What marks ABC Galaxy apart is its deliberate evocation of borderline kitsch in various forms, often taken from '80s synthpop. In particular Skarednov has been inspired by the computer game GTA: Vice City, which is set in Miami during 1986, the time of hit TV show Miami Vice. In other words, there’s often an ironic, playful attitude in his recordings towards various themes of adventure and/or danger.
We spoke to this artist a few days ago and asked about his working relationship with the open, unmapped expanses of the web. The natural or cosmic realms invoked by Blear Moon, Kluge, and Depto-3 all beg comparisons with the equal emptiness of the internet – a sphere of much appeal, yet so often devoid of both physical interaction and material income. It is a location of both liberty and jeopardy – one that never loses its allure and, therefore, “can’t be left behind.” It always embodies potential.
The name of Skarednov's current outfit, ABC Galaxy, immediately speaks to the attraction of some golden mean between childish simplicity and that sweeping sense of liberty “elsewhere.”
Currently he is preparing for a new album. He has no expectations of selling any CDs, though, due to the heartless and widespread workings of piracy. Because of piracy's ubiquitousness, in fact, he believes that record labels will have to come to “some kind of understanding with filesharing systems or illegal networks.” And yet, even if that happens, “the mass downloading of low-quality music onto Russian phones or computers will only grow.” The democratic promise of the web is also its undoing.
This inability to divorce hope from hassle leads, perhaps, to the "monstrous" avatar that Skarednov currently uses on Russian social networks. Somewhere on the horizon, a lumbering force awaits. Or, judging by the apparent movement of that figure away from us, major damage has already been inflicted. Vague realms lead to anxiety.

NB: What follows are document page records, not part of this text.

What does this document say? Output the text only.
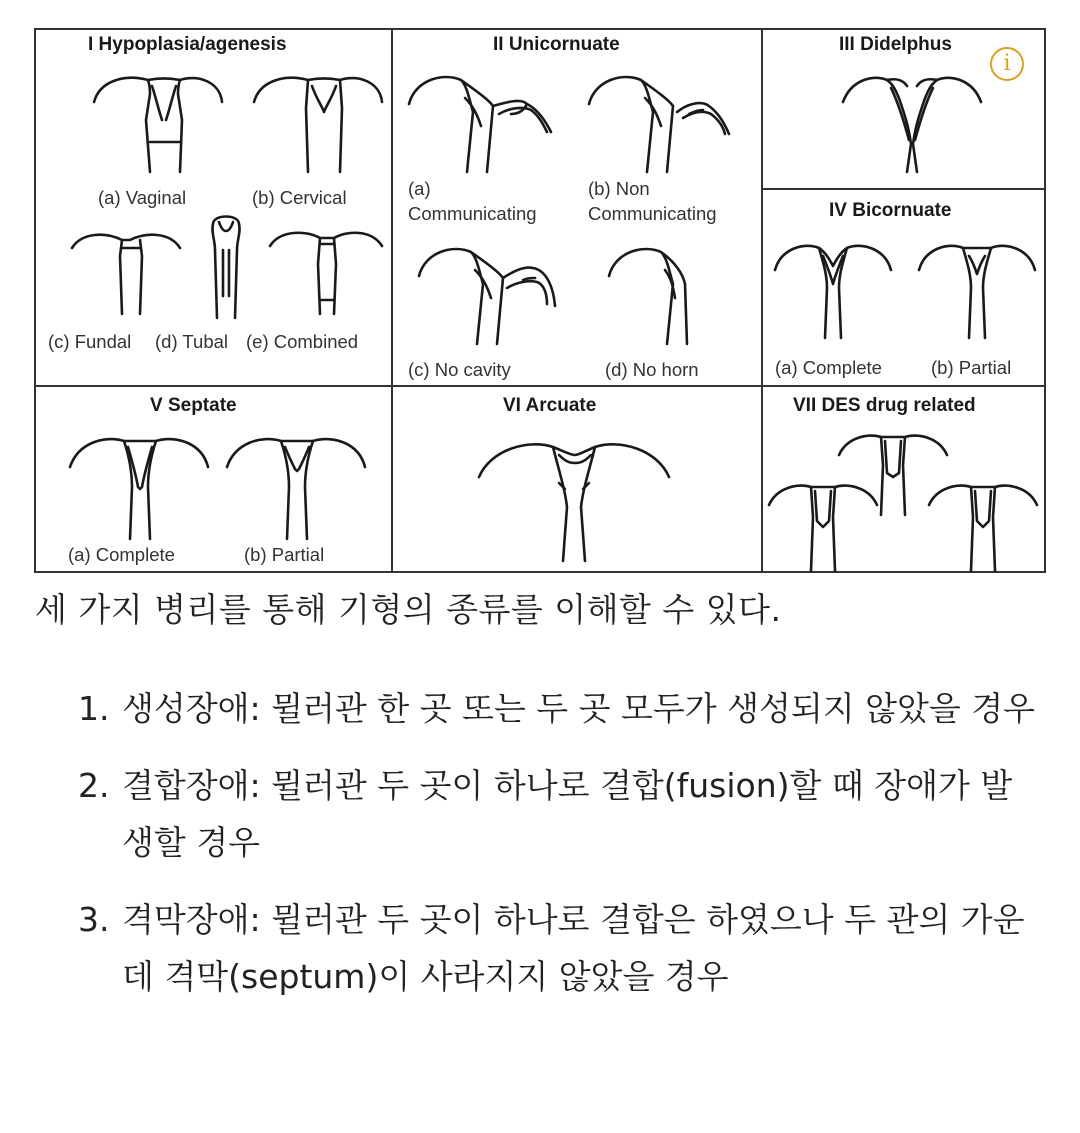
I Hypoplasia/agenesis
(a) Vaginal	(b) Cervical
(c) Fundal (d) Tubal (e) Combined
II Unicornuate
(a)
Communicating
(b) Non
Communicating
(c) No cavity	(d) No horn
III Didelphus
IV Bicornuate
(a) Complete	(b) Partial
V Septate
(a) Complete	(b) Partial
VI Arcuate	VII DES drug related
i
세 가지 병리를 통해 기형의 종류를 이해할 수 있다.
1. 생성장애: 뮐러관 한 곳 또는 두 곳 모두가 생성되지 않았을 경우
2. 결합장애: 뮐러관 두 곳이 하나로 결합(fusion)할 때 장애가 발생할 경우
3. 격막장애: 뮐러관 두 곳이 하나로 결합은 하였으나 두 관의 가운데 격막(septum)이 사라지지 않았을 경우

As a result, Skarednov tries to maintain something of a minor, even "salon" scale in his creative work: “I like making small releases for friends. Things with a tiny print run, designed only as personal gifts. In our age of simulated socializing – or cold, impersonal downloading - the very notion of a present given in person can be really special!”

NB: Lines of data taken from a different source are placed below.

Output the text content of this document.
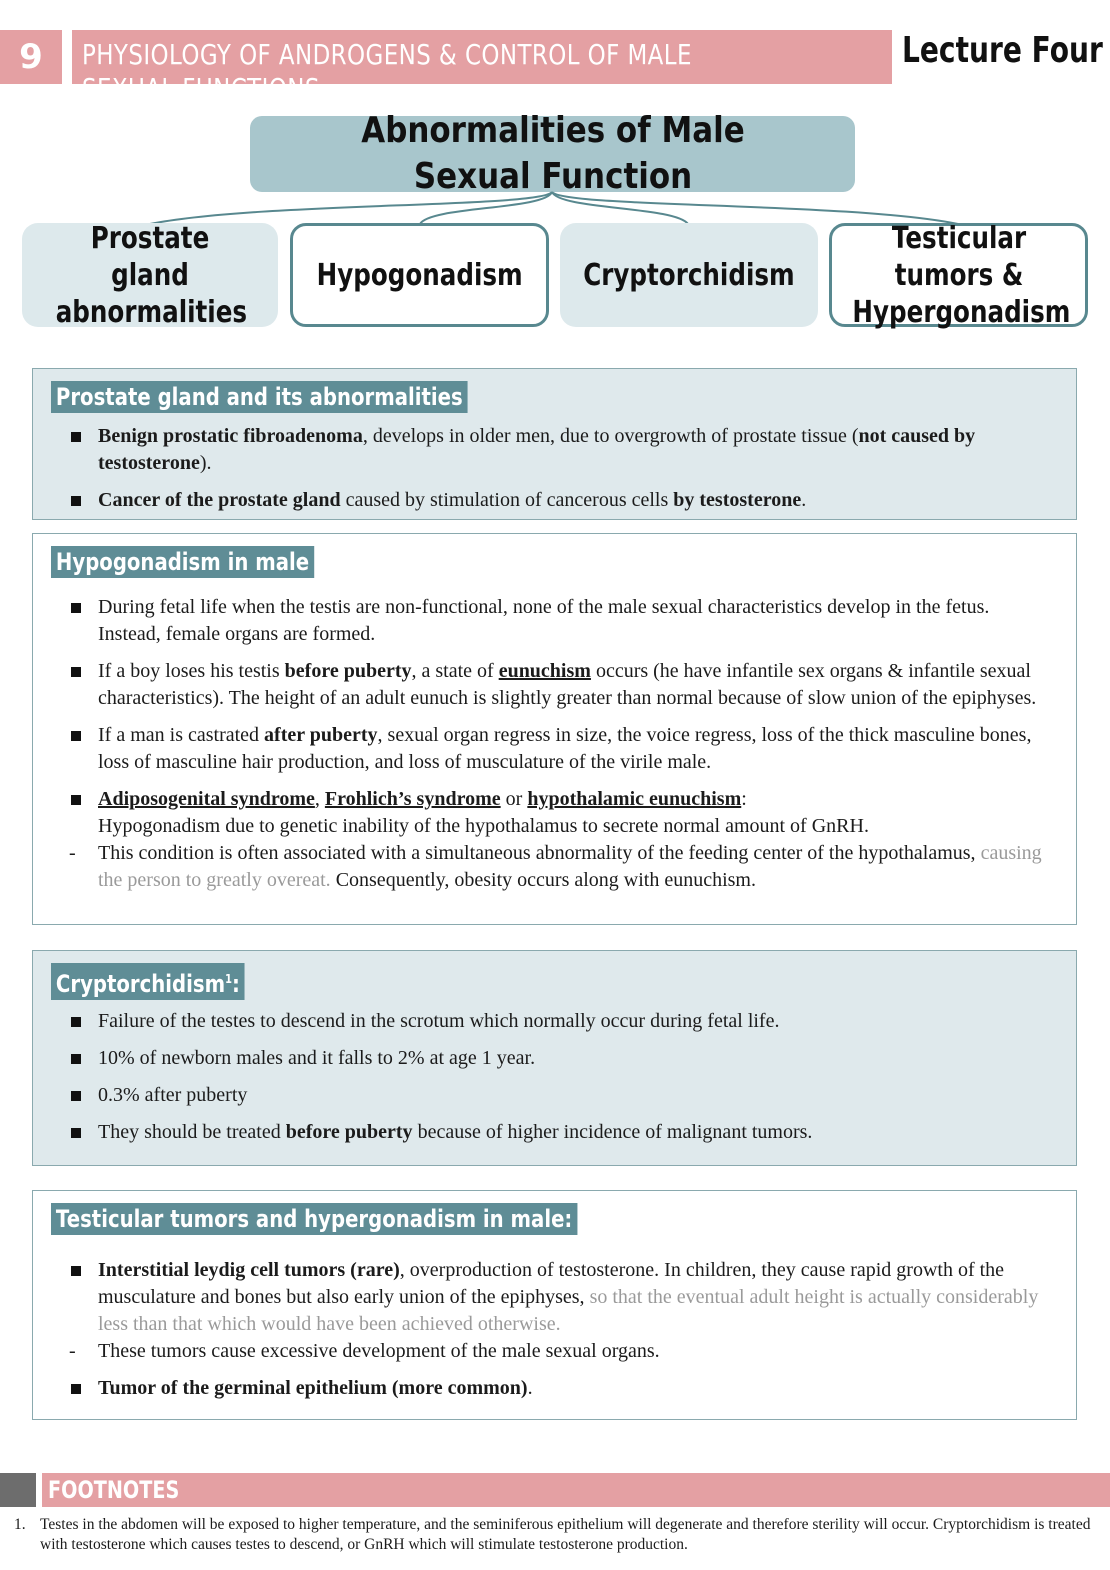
9	PHYSIOLOGY OF ANDROGENS & CONTROL OF MALE SEXUAL FUNCTIONS
Lecture Four
Abnormalities of Male Sexual Function
Prostate gland abnormalities
Hypogonadism Cryptorchidism
Testicular tumors & Hypergonadism
Prostate gland and its abnormalities
Benign prostatic fibroadenoma, develops in older men, due to overgrowth of prostate tissue (not caused by testosterone).
Cancer of the prostate gland caused by stimulation of cancerous cells by testosterone.
Hypogonadism in male
During fetal life when the testis are non-functional, none of the male sexual characteristics develop in the fetus. Instead, female organs are formed.
If a boy loses his testis before puberty, a state of eunuchism occurs (he have infantile sex organs & infantile sexual characteristics). The height of an adult eunuch is slightly greater than normal because of slow union of the epiphyses.
If a man is castrated after puberty, sexual organ regress in size, the voice regress, loss of the thick masculine bones, loss of masculine hair production, and loss of musculature of the virile male.
Adiposogenital syndrome, Frohlich’s syndrome or hypothalamic eunuchism:
Hypogonadism due to genetic inability of the hypothalamus to secrete normal amount of GnRH.
- This condition is often associated with a simultaneous abnormality of the feeding center of the hypothalamus, causing the person to greatly overeat. Consequently, obesity occurs along with eunuchism.
Cryptorchidism$^1$:
Failure of the testes to descend in the scrotum which normally occur during fetal life.
10% of newborn males and it falls to 2% at age 1 year.
0.3% after puberty
They should be treated before puberty because of higher incidence of malignant tumors.
Testicular tumors and hypergonadism in male:
Interstitial leydig cell tumors (rare), overproduction of testosterone. In children, they cause rapid growth of the musculature and bones but also early union of the epiphyses, so that the eventual adult height is actually considerably less than that which would have been achieved otherwise.
- These tumors cause excessive development of the male sexual organs.
Tumor of the germinal epithelium (more common).
FOOTNOTES
1. Testes in the abdomen will be exposed to higher temperature, and the seminiferous epithelium will degenerate and therefore sterility will occur. Cryptorchidism is treated with testosterone which causes testes to descend, or GnRH which will stimulate testosterone production.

In our age of simulated socializing the very notion of a present given in person can be really special!
Skarednov used to work in the realm of advertising, but currently relies wholly on his creative endeavors. Fiscal risk and romance thus begin their face-off.

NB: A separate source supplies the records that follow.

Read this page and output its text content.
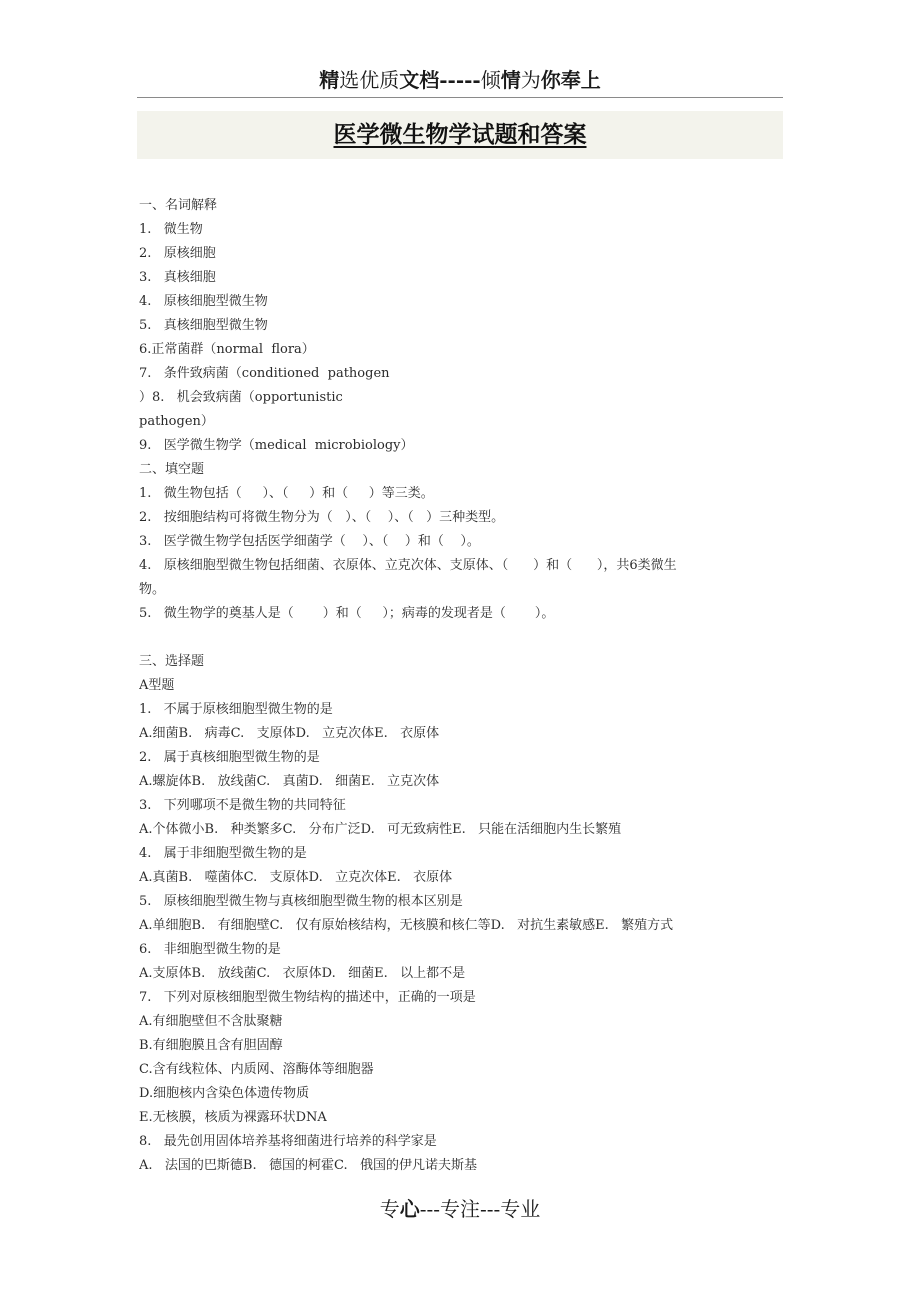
精选优质文档-----倾情为你奉上
医学微生物学试题和答案
一、名词解释
1.   微生物
2.   原核细胞
3.   真核细胞
4.   原核细胞型微生物
5.   真核细胞型微生物
6.正常菌群（normal  flora）
7.   条件致病菌（conditioned  pathogen
）8.   机会致病菌（opportunistic
pathogen）
9.   医学微生物学（medical  microbiology）
二、填空题
1.   微生物包括（     ）、（     ）和（     ）等三类。
2.   按细胞结构可将微生物分为（   ）、（    ）、（   ）三种类型。
3.   医学微生物学包括医学细菌学（    ）、（    ）和（    ）。
4.   原核细胞型微生物包括细菌、衣原体、立克次体、支原体、（      ）和（      ），共6类微生
物。
5.   微生物学的奠基人是（       ）和（     ）；病毒的发现者是（       ）。
三、选择题
A型题
1.   不属于原核细胞型微生物的是
A.细菌B.   病毒C.   支原体D.   立克次体E.   衣原体
2.   属于真核细胞型微生物的是
A.螺旋体B.   放线菌C.   真菌D.   细菌E.   立克次体
3.   下列哪项不是微生物的共同特征
A.个体微小B.   种类繁多C.   分布广泛D.   可无致病性E.   只能在活细胞内生长繁殖
4.   属于非细胞型微生物的是
A.真菌B.   噬菌体C.   支原体D.   立克次体E.   衣原体
5.   原核细胞型微生物与真核细胞型微生物的根本区别是
A.单细胞B.   有细胞壁C.   仅有原始核结构，无核膜和核仁等D.   对抗生素敏感E.   繁殖方式
6.   非细胞型微生物的是
A.支原体B.   放线菌C.   衣原体D.   细菌E.   以上都不是
7.   下列对原核细胞型微生物结构的描述中，正确的一项是
A.有细胞壁但不含肽聚糖
B.有细胞膜且含有胆固醇
C.含有线粒体、内质网、溶酶体等细胞器
D.细胞核内含染色体遗传物质
E.无核膜，核质为裸露环状DNA
8.   最先创用固体培养基将细菌进行培养的科学家是
A.   法国的巴斯德B.   德国的柯霍C.   俄国的伊凡诺夫斯基
专心---专注---专业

He feels as if the unpredictable, unmanageable dimensions of the web force young or penniless artists to head for Moscow and St Petersburg. “I lived for five years in Nizhnii Novgorod and never saw anything locally significant take hold.” Hence the search for rail tickets - and some kind of tangible hope. Musicians flee the likely anonymity of web-based enterprise; they move, however, to a couple of cities whose musical significance is perhaps also lessened… by those same processes online. Centralized media erases the differences between good and bad taste by peddling mediocrity; the internet erases the differences between local and “distant” activity... yet offers only some frustrating, digital hinterland instead. Anything's possible online: very little, however, is likely.
A tricky, dual relationship thus emerges between optimistic, anxious expansiveness and safer introspection. Since that relationship is especially troubling in the present, it only makes senses that these artists would dream of a blissfully aimless wanderlust in other places: in childhood forests, antique English stories, science fiction, or amid the ironic (and therefore always resolvable) action plots of '80s primetime TV.
Kenneth Grahame's sea rats show the way to better, more satisfying stories. Just as they did 103 years ago.